37. La gestion durable des forêts a un rôle important à jouer dans la réalisation de l'objectif lié à la viabilité environnementale, mais les forêts ont également un grand rôle à jouer dans la réalisation d'autres objectifs et résultats à atteindre qui ont été convenus au niveau international, notamment l'objectif numéro un qui consiste à éradiquer la pauvreté extrême et la faim, ainsi que les objectifs et les résultats à atteindre en ce qui concerne la santé et l'approvisionnement en eau et en
énergie. L'UE estime qu'il est essentiel de s'entendre sur la fixation d'un nombre limité d'objectifs clairs et de résultats chiffrés à atteindre dans le domaine forestier afin que l'engagement politique à l'égard de la gestion durable des forêts progresse dans le monde.

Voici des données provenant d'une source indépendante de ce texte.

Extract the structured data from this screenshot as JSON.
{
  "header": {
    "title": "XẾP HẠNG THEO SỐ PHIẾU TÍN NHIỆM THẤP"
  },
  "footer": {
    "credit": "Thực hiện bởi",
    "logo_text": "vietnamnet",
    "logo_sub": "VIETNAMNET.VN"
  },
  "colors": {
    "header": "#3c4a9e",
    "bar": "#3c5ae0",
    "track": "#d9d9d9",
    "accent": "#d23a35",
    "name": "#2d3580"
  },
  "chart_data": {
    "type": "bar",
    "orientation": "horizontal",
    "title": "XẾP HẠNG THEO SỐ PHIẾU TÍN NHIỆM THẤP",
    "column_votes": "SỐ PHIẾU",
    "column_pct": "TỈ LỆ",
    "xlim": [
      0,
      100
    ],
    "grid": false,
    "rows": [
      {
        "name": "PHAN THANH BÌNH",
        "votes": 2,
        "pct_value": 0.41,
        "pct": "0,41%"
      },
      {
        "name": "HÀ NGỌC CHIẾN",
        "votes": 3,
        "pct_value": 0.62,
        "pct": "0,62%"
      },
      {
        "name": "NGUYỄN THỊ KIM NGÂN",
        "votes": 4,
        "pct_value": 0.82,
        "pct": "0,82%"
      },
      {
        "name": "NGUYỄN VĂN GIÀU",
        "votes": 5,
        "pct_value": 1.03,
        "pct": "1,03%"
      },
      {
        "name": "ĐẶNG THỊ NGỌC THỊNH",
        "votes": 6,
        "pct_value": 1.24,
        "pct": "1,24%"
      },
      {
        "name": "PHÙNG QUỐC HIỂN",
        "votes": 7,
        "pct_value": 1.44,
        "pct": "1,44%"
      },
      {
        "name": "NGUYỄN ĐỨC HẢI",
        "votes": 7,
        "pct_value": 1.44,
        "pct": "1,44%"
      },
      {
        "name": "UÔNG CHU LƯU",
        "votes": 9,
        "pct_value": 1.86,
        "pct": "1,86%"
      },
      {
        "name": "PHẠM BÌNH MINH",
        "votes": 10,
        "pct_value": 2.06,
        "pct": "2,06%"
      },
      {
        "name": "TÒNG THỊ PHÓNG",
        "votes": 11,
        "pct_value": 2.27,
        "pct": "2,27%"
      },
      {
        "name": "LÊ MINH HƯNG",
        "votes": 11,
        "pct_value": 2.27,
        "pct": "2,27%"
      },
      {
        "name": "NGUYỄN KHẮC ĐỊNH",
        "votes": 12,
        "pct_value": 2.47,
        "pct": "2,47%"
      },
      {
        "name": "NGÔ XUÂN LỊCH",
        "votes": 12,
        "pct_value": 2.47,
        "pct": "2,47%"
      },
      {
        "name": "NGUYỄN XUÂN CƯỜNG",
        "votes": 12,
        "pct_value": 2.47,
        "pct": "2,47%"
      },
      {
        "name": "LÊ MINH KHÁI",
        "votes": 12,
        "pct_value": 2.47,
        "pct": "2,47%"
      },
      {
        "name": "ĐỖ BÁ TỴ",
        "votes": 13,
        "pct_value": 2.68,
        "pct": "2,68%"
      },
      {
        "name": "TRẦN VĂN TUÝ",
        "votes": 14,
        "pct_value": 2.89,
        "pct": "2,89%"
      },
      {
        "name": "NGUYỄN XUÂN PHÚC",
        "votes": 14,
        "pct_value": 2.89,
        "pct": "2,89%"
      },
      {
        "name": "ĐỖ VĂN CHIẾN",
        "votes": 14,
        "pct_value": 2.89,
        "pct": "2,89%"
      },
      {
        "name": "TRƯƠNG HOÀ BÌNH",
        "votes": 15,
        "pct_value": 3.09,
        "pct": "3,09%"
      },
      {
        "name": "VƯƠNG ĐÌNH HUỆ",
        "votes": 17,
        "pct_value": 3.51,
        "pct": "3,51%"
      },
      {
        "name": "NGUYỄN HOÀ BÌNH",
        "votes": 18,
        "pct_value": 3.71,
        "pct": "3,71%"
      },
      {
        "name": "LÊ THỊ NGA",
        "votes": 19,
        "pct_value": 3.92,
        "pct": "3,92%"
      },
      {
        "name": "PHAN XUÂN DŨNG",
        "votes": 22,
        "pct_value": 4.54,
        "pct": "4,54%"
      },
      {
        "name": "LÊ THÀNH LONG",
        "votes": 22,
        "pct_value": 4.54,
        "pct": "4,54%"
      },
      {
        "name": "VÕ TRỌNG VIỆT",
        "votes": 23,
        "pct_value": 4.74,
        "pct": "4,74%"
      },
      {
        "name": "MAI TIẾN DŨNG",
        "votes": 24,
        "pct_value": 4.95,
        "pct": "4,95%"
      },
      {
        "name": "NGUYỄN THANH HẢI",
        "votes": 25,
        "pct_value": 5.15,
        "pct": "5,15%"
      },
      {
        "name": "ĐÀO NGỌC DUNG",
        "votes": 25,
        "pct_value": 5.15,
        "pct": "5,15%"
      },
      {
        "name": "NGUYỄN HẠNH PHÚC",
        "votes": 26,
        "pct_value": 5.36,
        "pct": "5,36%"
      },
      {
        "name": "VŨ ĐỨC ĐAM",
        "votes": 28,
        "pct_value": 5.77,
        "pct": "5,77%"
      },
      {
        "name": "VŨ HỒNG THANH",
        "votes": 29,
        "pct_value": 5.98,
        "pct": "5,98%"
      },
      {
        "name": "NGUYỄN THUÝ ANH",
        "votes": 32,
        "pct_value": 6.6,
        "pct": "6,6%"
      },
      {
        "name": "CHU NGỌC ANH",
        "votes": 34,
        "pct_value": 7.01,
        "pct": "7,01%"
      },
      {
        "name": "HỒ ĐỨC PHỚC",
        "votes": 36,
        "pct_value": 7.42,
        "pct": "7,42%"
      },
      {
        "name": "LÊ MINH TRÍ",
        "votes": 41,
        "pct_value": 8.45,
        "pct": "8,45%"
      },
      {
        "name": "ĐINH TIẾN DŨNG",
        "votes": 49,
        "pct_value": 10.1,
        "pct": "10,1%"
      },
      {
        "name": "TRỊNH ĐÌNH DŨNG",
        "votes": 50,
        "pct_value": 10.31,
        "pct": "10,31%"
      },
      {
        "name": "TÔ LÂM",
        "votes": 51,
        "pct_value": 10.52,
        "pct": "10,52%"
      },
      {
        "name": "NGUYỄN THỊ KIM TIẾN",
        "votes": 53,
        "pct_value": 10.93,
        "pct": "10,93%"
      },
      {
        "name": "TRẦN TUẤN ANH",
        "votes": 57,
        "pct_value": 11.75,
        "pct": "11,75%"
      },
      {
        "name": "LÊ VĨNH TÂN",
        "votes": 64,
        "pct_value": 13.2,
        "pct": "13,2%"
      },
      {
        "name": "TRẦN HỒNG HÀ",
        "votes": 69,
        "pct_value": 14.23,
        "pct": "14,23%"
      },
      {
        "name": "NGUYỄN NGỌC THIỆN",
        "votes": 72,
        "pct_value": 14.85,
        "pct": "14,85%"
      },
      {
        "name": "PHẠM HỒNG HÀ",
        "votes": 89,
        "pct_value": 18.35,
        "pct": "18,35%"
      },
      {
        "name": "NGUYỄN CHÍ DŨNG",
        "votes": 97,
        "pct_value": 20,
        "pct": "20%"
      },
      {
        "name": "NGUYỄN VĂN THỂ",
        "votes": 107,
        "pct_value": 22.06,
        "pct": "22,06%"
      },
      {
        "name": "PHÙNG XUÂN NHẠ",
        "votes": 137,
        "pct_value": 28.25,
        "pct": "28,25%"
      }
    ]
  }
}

Ces objectifs et résultats à atteindre devraient être directement liés aux OMD qui ont déjà été fixés.
Monsieur le président,
38. En conclusion, je tiens à souligner que l'UE assume pleinement la part qui est la sienne dans la responsabilité commune en matière de développement. Dans l'esprit du consensus de Monterrey, nous attendons de nos partenaires qu'ils fassent de même. Nous sommes fermement attachés à la mise en œuvre de la Déclaration du Millénaire et à la réalisation des objectifs du Millénaire pour le développement et estimons que le sommet de septembre est une occasion décisive de mener des réformes et
intensifier les efforts dans la perspective de 2015.
Je vous remercie, Monsieur le président.
* La Croatie continue à participer au Processus de stabilisation et d'association.